TTHS students also performed well with the ACT tests that cover English, math, reading and scientific reasoning skills. The national average score for the ACT test is 21 and the state’s average is 22.2. TTHS students scored an average 22.3.

In addition, college bound honor students passed more than 32 Advanced Placement tests in biology, French and English.

“This year our students really stepped up and did well with their testing,” LeBlanc said. “I think a lot of it had to do with the block scheduling. Students are more focused with meaningful learning, and are a lot less scattered.”

The STAR tests, a nationally normed test to assess reading comprehension and math skills, was administered in the district at the end of last year’s school year.

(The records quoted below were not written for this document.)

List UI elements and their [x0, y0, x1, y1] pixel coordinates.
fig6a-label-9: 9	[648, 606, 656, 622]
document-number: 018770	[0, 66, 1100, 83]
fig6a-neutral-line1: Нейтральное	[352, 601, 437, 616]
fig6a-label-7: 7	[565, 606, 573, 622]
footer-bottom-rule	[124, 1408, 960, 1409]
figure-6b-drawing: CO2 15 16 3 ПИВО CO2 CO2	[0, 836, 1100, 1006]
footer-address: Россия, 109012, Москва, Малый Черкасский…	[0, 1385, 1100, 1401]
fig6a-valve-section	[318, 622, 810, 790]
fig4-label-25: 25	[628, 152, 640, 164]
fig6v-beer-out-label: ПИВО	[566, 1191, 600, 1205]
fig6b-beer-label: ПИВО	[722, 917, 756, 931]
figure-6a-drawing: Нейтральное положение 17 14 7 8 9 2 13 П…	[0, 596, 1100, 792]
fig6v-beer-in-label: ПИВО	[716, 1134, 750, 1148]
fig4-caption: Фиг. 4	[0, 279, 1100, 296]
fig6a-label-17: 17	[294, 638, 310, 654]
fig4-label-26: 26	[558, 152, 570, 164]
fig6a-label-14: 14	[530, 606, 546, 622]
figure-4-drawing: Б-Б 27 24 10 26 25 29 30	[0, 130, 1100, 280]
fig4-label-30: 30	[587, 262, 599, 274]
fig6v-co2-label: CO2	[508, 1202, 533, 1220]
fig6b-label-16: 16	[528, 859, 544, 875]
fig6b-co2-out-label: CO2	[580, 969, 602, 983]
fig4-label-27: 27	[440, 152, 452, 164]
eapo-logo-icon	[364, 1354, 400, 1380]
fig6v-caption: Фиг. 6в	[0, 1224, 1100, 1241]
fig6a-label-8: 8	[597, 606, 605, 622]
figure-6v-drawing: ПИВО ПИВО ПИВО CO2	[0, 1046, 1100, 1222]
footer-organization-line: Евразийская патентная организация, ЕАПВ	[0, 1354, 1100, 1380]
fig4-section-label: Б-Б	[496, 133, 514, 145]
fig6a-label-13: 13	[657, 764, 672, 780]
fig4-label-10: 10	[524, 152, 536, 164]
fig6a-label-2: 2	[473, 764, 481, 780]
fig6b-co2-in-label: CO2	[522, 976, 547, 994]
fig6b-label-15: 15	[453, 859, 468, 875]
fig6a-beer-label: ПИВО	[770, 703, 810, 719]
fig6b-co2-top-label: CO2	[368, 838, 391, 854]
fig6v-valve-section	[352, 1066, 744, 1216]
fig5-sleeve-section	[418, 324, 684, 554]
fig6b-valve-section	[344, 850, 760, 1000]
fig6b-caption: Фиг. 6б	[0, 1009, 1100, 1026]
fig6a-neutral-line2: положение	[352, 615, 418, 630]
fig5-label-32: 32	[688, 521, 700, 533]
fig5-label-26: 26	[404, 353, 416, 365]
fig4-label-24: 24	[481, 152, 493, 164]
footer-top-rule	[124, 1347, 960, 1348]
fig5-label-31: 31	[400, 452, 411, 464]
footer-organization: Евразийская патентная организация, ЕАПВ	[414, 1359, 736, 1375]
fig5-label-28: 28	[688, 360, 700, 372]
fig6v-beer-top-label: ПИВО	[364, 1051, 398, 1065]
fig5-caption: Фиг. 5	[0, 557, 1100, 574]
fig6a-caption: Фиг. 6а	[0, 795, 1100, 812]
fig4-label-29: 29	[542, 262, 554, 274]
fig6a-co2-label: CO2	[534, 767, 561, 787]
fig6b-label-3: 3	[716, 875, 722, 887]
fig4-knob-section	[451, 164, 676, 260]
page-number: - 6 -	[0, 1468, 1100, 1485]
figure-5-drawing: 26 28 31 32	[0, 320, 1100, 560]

TTUSD students tested above grade from the fourth to 10th grades.

With 50 percent as the national norm, the district’s fourth-graders had tested to 61 percent in reading and 39 percent in math, eighth-graders averaged 68 percent and 57 percent, respectively, and 10th-graders scored at the 53 and 63 percentiles.

In the northern California region, TTHS 10th-graders placed eighth in reading comprehension among the state’s schools with 57 percent, and fifth in math skills with 71 percent.

“We’re thrilled to rank among the top 10, especially when the competing schools are Granite Bay, Davis and Rio Americano,” LeBlanc said. “It’s an honor.”

TTUSD Superintendent Jim Abbott said some of the lower scores at the elementary school level reflect the percentage of non-English speaking students in the district. The tests are administered only in English, which presents an obstacle to students who are just beginning to learn the language.